Doit on redouter un risque d'épisode méditerranéen début septembre ?
Bien que l'échéance soit encore assez lointaine, nos services surveillent attentivement l'évolution de la synoptique atmosphérique pour début septembre, en raison d'un risque grandissant d'épisode pluvieux dont l'intensité est encore inconnue. Bien évidemment, les principaux modèles ne sont pas parfaitement en accord mais la majorité d'entre eux entrevoient la mise en place d'un système dépressionnaire sur l'Atlantique, venant s'isoler d'ici le 5 ou 7 septembre près de l'Irlande et du proche Atlantique.
Comme toujours, c'est la localisation, le dynamisme et l'éventuelle stagnation de ce système dépressionnaire qui vont conditionner la sévérité et l'étendue de cette dégradation. A ce titre, le modèle CEP (qui est généralement le plus fiable) insiste depuis deux jours sur un risque d'orages violents quelque part sur nos régions Méditerranéennes d'ici une semaine environ. A horizon 6 jours, voici les différences entre le modèle GFS (ci-dessous à gauche) et le modèle CEP (ci-dessous à droite).

On peut constater que ces deux modèles voient un retrait de l'anticyclone vers les Açores, alors qu'une goutte froide est présente près de notre pays. Cette dépression est vue circuler entre les Îles Britanniques et le golfe de Gênes sur le modèle GFS, assez rapidement, alors que sur le modèle CEP elle stationne plus durablement près de l'Irlande et du proche Atlantique.
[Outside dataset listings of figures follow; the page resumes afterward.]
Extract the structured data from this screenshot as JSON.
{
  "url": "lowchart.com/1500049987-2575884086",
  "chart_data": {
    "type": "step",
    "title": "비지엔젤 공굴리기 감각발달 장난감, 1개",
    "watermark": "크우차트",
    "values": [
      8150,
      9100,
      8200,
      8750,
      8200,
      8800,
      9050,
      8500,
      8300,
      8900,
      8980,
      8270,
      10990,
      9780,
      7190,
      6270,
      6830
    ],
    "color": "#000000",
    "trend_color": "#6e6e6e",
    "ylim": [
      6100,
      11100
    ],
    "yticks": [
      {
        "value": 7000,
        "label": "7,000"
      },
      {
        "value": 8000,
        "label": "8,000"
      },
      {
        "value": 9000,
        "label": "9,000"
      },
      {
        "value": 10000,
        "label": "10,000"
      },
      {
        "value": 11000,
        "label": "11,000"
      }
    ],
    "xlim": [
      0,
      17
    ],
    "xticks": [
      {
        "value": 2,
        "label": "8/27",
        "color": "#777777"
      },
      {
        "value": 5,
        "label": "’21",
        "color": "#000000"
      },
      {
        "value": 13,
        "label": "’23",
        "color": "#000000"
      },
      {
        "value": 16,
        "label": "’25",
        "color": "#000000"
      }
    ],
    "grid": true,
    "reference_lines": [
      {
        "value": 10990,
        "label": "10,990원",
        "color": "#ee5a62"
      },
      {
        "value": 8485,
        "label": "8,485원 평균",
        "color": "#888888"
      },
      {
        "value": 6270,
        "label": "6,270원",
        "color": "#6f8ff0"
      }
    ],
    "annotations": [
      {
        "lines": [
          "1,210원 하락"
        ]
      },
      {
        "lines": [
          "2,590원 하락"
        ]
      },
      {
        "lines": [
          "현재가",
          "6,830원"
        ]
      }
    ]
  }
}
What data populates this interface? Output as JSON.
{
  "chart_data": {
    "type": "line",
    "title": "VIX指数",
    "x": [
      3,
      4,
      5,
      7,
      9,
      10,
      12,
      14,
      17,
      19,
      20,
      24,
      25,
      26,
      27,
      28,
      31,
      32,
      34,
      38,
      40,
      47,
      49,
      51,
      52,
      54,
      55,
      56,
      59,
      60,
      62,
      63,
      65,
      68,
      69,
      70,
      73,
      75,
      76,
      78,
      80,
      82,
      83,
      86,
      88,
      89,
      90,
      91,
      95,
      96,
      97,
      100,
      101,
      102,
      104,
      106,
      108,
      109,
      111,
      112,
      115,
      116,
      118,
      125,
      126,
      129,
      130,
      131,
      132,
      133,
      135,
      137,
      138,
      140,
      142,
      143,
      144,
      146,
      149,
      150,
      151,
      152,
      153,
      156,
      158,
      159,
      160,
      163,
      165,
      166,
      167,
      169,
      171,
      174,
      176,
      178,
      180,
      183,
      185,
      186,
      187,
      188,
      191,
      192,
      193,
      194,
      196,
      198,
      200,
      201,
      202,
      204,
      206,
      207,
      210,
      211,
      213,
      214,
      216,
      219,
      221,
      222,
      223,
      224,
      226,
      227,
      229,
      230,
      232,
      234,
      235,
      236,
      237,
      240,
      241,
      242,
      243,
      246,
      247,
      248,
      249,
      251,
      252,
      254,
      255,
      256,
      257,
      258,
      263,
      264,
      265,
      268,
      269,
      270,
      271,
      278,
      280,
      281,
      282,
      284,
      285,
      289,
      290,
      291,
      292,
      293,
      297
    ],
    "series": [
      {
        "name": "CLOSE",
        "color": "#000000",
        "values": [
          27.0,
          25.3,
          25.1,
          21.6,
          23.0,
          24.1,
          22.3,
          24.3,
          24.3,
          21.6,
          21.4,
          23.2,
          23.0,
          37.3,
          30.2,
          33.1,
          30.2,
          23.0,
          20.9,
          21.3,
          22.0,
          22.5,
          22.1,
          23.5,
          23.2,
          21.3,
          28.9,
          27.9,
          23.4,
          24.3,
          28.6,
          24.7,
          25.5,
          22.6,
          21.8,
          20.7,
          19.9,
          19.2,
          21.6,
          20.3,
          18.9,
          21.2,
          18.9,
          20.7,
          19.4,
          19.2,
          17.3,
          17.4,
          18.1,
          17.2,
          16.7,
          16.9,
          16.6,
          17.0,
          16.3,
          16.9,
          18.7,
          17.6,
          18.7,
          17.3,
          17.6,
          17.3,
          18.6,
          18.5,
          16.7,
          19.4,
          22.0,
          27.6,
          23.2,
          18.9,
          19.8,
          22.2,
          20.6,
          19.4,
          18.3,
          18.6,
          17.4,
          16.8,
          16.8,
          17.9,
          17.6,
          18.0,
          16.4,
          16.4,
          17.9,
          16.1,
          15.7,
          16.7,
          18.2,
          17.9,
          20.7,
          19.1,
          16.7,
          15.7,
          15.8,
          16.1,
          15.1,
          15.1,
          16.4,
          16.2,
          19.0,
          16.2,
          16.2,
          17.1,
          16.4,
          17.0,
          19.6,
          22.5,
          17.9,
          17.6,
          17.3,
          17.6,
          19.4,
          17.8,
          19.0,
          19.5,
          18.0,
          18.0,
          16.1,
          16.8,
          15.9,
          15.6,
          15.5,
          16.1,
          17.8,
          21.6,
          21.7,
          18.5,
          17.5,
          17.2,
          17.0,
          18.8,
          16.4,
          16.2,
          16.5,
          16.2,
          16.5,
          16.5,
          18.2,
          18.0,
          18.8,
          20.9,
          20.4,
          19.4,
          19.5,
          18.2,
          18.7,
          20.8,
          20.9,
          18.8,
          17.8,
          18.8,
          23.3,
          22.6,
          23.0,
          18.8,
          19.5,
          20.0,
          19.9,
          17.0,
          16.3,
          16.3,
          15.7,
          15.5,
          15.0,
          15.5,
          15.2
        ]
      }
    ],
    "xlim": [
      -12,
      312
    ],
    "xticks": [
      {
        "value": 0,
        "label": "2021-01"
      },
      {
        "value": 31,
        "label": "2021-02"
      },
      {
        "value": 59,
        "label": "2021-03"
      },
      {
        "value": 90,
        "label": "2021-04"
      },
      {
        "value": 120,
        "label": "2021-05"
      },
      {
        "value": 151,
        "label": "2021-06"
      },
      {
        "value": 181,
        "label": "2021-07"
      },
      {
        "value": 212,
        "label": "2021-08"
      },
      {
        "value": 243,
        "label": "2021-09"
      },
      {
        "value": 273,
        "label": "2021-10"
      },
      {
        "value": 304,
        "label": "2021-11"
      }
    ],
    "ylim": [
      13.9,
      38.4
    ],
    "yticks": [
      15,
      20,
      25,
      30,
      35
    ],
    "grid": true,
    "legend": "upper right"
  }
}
Dans le cas où le modèle GFS aurait raison, une dégradation orageuse serait attendue sur notre région mais elle serait assez modérée et assez rapide.
Si l'on se rapproche du modèle CEP, un flux de Sud-Ouest nettement plus instable se mettrait en place en altitude sur nos contrées, alors que le flux pivoterait lui aussi durablement au secteur Sud-Est en basses-couches, créant du cisaillement et favorisant une forte instabilité atmosphérique. Nous serions alors en présence d'une configuration pouvant favoriser des orages stationnaires ou peu mobiles, sur une partie encore inconnue des régions Méditerranéennes. Ce risque a été notamment modélisé sur l'actualisation d'hier soir :

Notons enfin que le soleil devrait se maintenir cette semaine jusqu'à la journée de mercredi incluse, puis le temps devrait se dégrader entre jeudi et le week-end avec des remontés nuageuses de Méditerranée, entrecoupées d'éclaircies, mais aussi d'un risque d'averses orageuses dès jeudi. Ces averses vont se produire au sein d'une masse d'air assez peu instable, d'un flux peu dynamique, ce qui limitera leur intensité d'une part et leur nombre. Les reliefs et l'intérieur des terres seront les "plus exposés".
Autre fait notable, il devrait s'agir de la fin d'une longue période ventée. Mistral et tramontane vont rapidement cesser au profit des brises marines et des vents marins.